2844 entry daha
  • sanırım 96-97 yılları gibiydi (10-11 yaşlarınndaydım). dayımın eşi, eski bir devlet büyüğünün ailesinin evinde hizmetli olarak çalışıyordu.ben de konservatuvarda yarı zamanlı klasik batı müziği bölümünde okuyordum o sıralar. evde hizmetli olan yengem yeteneğimden bahsetmiş olsa gerek ki merak edip beni de getirmesini istemişlerdi kendisinden.

    ara ara davet ederler, piyano ve daha önce eğitimini aldığım bağlamadan üç beş şarkı çalar, karşılığında torunlarının artık oynamadığı eski oyuncaklardan verirlerdi bana ve kardeşime. mutlu mutlu ayrılırdık.

    bir gün yine piyano çaldıktan sonra yengem kardeşime ve bana "siz kapıda uslu uslu bekleyin bir iki işim var geleceğim" demişti. ev moda tenis kortunun hemen yanındaydı. o zamanlar da ne yalan söyleyeyim ne ben ne de kardeşim tenisin ne olduğunu bilmiyorduk. öylece sahada maç yapan çocukları izlerken dalmışım. gerçi onları mı izliyordum tam hatırlamıyorum bile..

    derken kortun kenarındaki tellere yanaşan iki çocuk, hey kime diyoruz, pis fakir! git kendine önce ayakkabı al, ayrıca ne bakıyorsun sen ya, bizi korkutuyorsun falan filan, bayağı bir sayıp sövdüler (küfür ettiler mi hatırlamıyorum gerçekten) o an sadece kardeşimle (o da 6-7 yaşındaydı) birbirimize bakıp dona kaldık. hiç birşey diyemedim, dudaklarımın titrediğini hatırlıyorum.

    evet ailemin durumu çok iyi değildi, ama çok şükür aç ya da açıkta da değildik. ama o gün öyle birşey oldu ki, kendimi hep suçladım. görüntüm insanları rahatsız ediyor demek ki..

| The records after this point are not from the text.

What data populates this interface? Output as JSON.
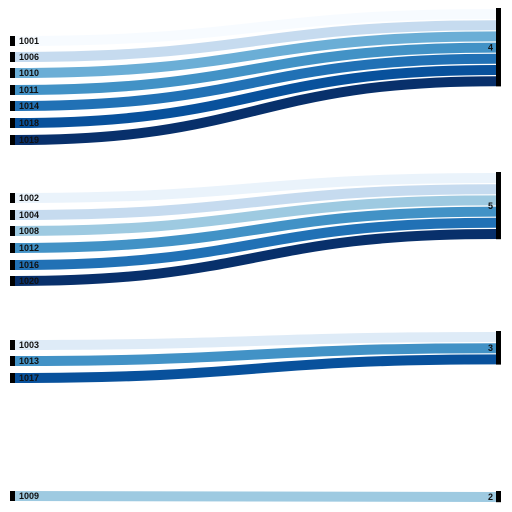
{
  "chart_data": {
    "type": "sankey",
    "title": "",
    "source_nodes": [
      {
        "id": "1001",
        "label": "1001"
      },
      {
        "id": "1006",
        "label": "1006"
      },
      {
        "id": "1010",
        "label": "1010"
      },
      {
        "id": "1011",
        "label": "1011"
      },
      {
        "id": "1014",
        "label": "1014"
      },
      {
        "id": "1018",
        "label": "1018"
      },
      {
        "id": "1019",
        "label": "1019"
      },
      {
        "id": "1002",
        "label": "1002"
      },
      {
        "id": "1004",
        "label": "1004"
      },
      {
        "id": "1008",
        "label": "1008"
      },
      {
        "id": "1012",
        "label": "1012"
      },
      {
        "id": "1016",
        "label": "1016"
      },
      {
        "id": "1020",
        "label": "1020"
      },
      {
        "id": "1003",
        "label": "1003"
      },
      {
        "id": "1013",
        "label": "1013"
      },
      {
        "id": "1017",
        "label": "1017"
      },
      {
        "id": "1009",
        "label": "1009"
      }
    ],
    "target_nodes": [
      {
        "id": "4",
        "label": "4"
      },
      {
        "id": "5",
        "label": "5"
      },
      {
        "id": "3",
        "label": "3"
      },
      {
        "id": "2",
        "label": "2"
      }
    ],
    "links": [
      {
        "source": "1001",
        "target": "4",
        "value": 1,
        "color": "#f7fbff"
      },
      {
        "source": "1006",
        "target": "4",
        "value": 1,
        "color": "#c6dbef"
      },
      {
        "source": "1010",
        "target": "4",
        "value": 1,
        "color": "#6baed6"
      },
      {
        "source": "1011",
        "target": "4",
        "value": 1,
        "color": "#4292c6"
      },
      {
        "source": "1014",
        "target": "4",
        "value": 1,
        "color": "#2171b5"
      },
      {
        "source": "1018",
        "target": "4",
        "value": 1,
        "color": "#08519c"
      },
      {
        "source": "1019",
        "target": "4",
        "value": 1,
        "color": "#08306b"
      },
      {
        "source": "1002",
        "target": "5",
        "value": 1,
        "color": "#eaf3fb"
      },
      {
        "source": "1004",
        "target": "5",
        "value": 1,
        "color": "#c6dbef"
      },
      {
        "source": "1008",
        "target": "5",
        "value": 1,
        "color": "#9ecae1"
      },
      {
        "source": "1012",
        "target": "5",
        "value": 1,
        "color": "#4292c6"
      },
      {
        "source": "1016",
        "target": "5",
        "value": 1,
        "color": "#2171b5"
      },
      {
        "source": "1020",
        "target": "5",
        "value": 1,
        "color": "#08306b"
      },
      {
        "source": "1003",
        "target": "3",
        "value": 1,
        "color": "#deebf7"
      },
      {
        "source": "1013",
        "target": "3",
        "value": 1,
        "color": "#4292c6"
      },
      {
        "source": "1017",
        "target": "3",
        "value": 1,
        "color": "#08519c"
      },
      {
        "source": "1009",
        "target": "2",
        "value": 1,
        "color": "#9ecae1"
      }
    ]
  }
}
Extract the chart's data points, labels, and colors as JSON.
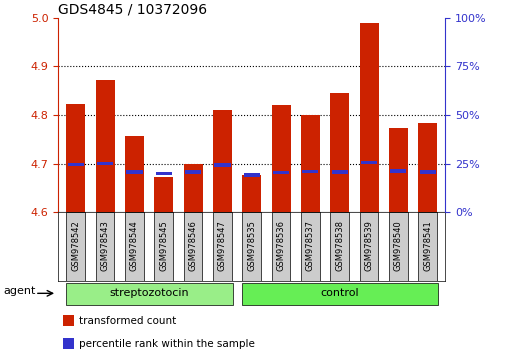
{
  "title": "GDS4845 / 10372096",
  "samples": [
    "GSM978542",
    "GSM978543",
    "GSM978544",
    "GSM978545",
    "GSM978546",
    "GSM978547",
    "GSM978535",
    "GSM978536",
    "GSM978537",
    "GSM978538",
    "GSM978539",
    "GSM978540",
    "GSM978541"
  ],
  "groups": [
    "streptozotocin",
    "streptozotocin",
    "streptozotocin",
    "streptozotocin",
    "streptozotocin",
    "streptozotocin",
    "control",
    "control",
    "control",
    "control",
    "control",
    "control",
    "control"
  ],
  "transformed_counts": [
    4.823,
    4.872,
    4.757,
    4.673,
    4.699,
    4.81,
    4.677,
    4.82,
    4.8,
    4.845,
    4.99,
    4.773,
    4.783
  ],
  "percentile_ranks": [
    4.698,
    4.7,
    4.683,
    4.68,
    4.683,
    4.697,
    4.677,
    4.682,
    4.684,
    4.683,
    4.702,
    4.685,
    4.683
  ],
  "bar_color": "#cc2200",
  "percentile_color": "#3333cc",
  "ylim_left": [
    4.6,
    5.0
  ],
  "ylim_right": [
    0,
    100
  ],
  "yticks_left": [
    4.6,
    4.7,
    4.8,
    4.9,
    5.0
  ],
  "yticks_right": [
    0,
    25,
    50,
    75,
    100
  ],
  "grid_lines": [
    4.7,
    4.8,
    4.9
  ],
  "bar_width": 0.65,
  "group_palette": {
    "streptozotocin": "#99ee88",
    "control": "#66ee55"
  },
  "agent_label": "agent",
  "legend_items": [
    {
      "label": "transformed count",
      "color": "#cc2200"
    },
    {
      "label": "percentile rank within the sample",
      "color": "#3333cc"
    }
  ],
  "xlabel_bg": "#cccccc",
  "title_fontsize": 10,
  "tick_fontsize": 8,
  "label_fontsize": 8
}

    bugün bile insanlar beni bir yere davet etmediklerinde, sohbet için aralarına almadıklarında -alakasız belki- ama o olay geliyor aklıma ve karşımdaki insanları suçlayamadan önce sorunun bende olduğunu, kesin tipimin çok kötü olduğunu, refah düzeyi yüksek insanları olumsuz yönde etkilediğini düşünüyorum. tahminimce bendeki özgüven eksikliğinin temeli buraya dayanıyor. her zaman kendime karşı acımasız olmamın nedeni de bu sanırım.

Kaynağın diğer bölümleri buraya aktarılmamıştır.